Receiving 0 devices in my report.
The remote server returned an error: (401) Unauthorized.
I am receivng this in Errors
Did you add the API permissions to the service principal? Can you try to log in with the service principal manually?
I found 2 errors:
1) I forgot to grant the permissions that I added
2) I addedd the domain.onmicrosoft.com to the tenantID like the picture for the walk through. I changed it to the actual tenantID value the 1u8139520-2399235-XXX and worked like a charm.
Good to hear!

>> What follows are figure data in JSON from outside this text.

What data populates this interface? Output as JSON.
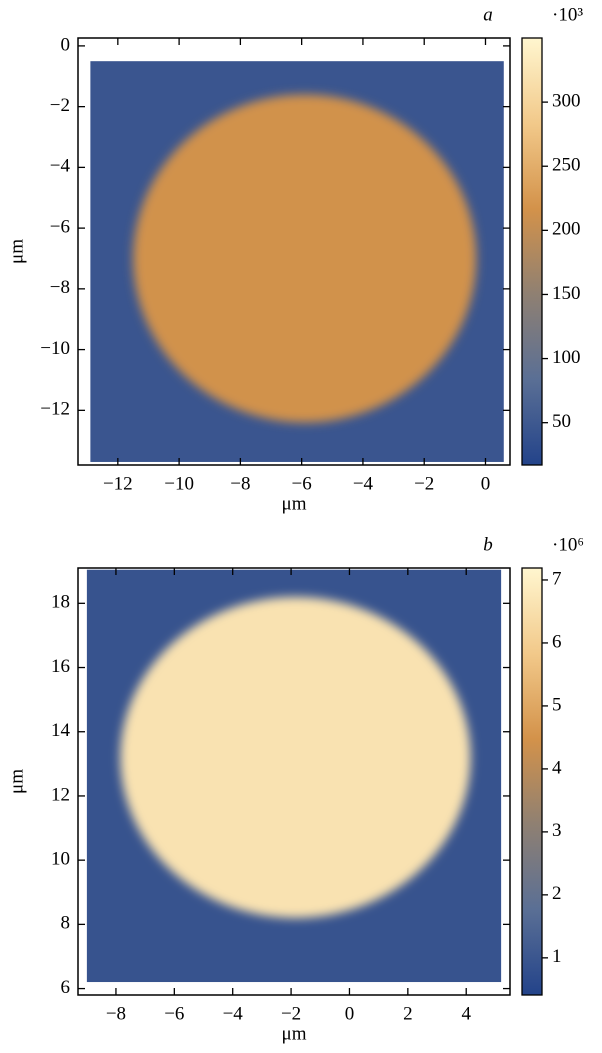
{
  "chart_data": [
    {
      "type": "heatmap",
      "panel_label": "a",
      "xlabel": "μm",
      "ylabel": "μm",
      "xlim": [
        -13.3,
        0.8
      ],
      "ylim": [
        -13.8,
        0.26
      ],
      "xticks": [
        {
          "value": -12,
          "label": "−12"
        },
        {
          "value": -10,
          "label": "−10"
        },
        {
          "value": -8,
          "label": "−8"
        },
        {
          "value": -6,
          "label": "−6"
        },
        {
          "value": -4,
          "label": "−4"
        },
        {
          "value": -2,
          "label": "−2"
        },
        0
      ],
      "yticks": [
        0,
        {
          "value": -2,
          "label": "−2"
        },
        {
          "value": -4,
          "label": "−4"
        },
        {
          "value": -6,
          "label": "−6"
        },
        {
          "value": -8,
          "label": "−8"
        },
        {
          "value": -10,
          "label": "−10"
        },
        {
          "value": -12,
          "label": "−12"
        }
      ],
      "image_extent": [
        -12.9,
        0.6,
        -13.7,
        -0.5
      ],
      "background_value": 45,
      "disk": {
        "center": [
          -5.9,
          -7.0
        ],
        "radius": [
          5.6,
          5.4
        ],
        "value": 215
      },
      "colorbar": {
        "label": "·10³",
        "lim": [
          17,
          350
        ],
        "ticks": [
          50,
          100,
          150,
          200,
          250,
          300
        ]
      },
      "colormap": [
        "#23438a",
        "#5a6f95",
        "#8f8072",
        "#d3924a",
        "#f2c98a",
        "#fff6cf"
      ]
    },
    {
      "type": "heatmap",
      "panel_label": "b",
      "xlabel": "μm",
      "ylabel": "μm",
      "xlim": [
        -9.3,
        5.5
      ],
      "ylim": [
        5.8,
        19.1
      ],
      "xticks": [
        {
          "value": -8,
          "label": "−8"
        },
        {
          "value": -6,
          "label": "−6"
        },
        {
          "value": -4,
          "label": "−4"
        },
        {
          "value": -2,
          "label": "−2"
        },
        0,
        2,
        4
      ],
      "yticks": [
        6,
        8,
        10,
        12,
        14,
        16,
        18
      ],
      "image_extent": [
        -9.0,
        5.2,
        6.2,
        19.05
      ],
      "background_value": 0.9,
      "disk": {
        "center": [
          -1.85,
          13.2
        ],
        "radius": [
          6.0,
          5.0
        ],
        "value": 6.6
      },
      "colorbar": {
        "label": "·10⁶",
        "lim": [
          0.41,
          7.19
        ],
        "ticks": [
          1,
          2,
          3,
          4,
          5,
          6,
          7
        ]
      },
      "colormap": [
        "#23438a",
        "#5a6f95",
        "#8f8072",
        "#d3924a",
        "#f2c98a",
        "#fff6cf"
      ]
    }
  ]
}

Enjoy the report. 🙂
[…] Intune Devices Report via Graph and Teams […]
[…] the Microsoft Store by Andrew TaylorUpdate Lenovo BIOS by Damian van RobaeysOther posts by me:Intune Managed Device Rapport with a post in TeamsPacker YAML Windows 365 […]
I got the output that “20 Access denied.” Do you know what that means?
I think the error is at ” Add file to SharePoint Part ” this part. I already uploaded the PNP.Powershell 1.10.0, so not sure where it was wrong.
Maybe the variables LibrarytoUploadReport and LinktoManagedDeviceReport? I am still a bit confused about them. What is the right way to set them up?
thanks so much!
Are you able to create the report outside of the runbook? So run it manually in Powershell on your Pc?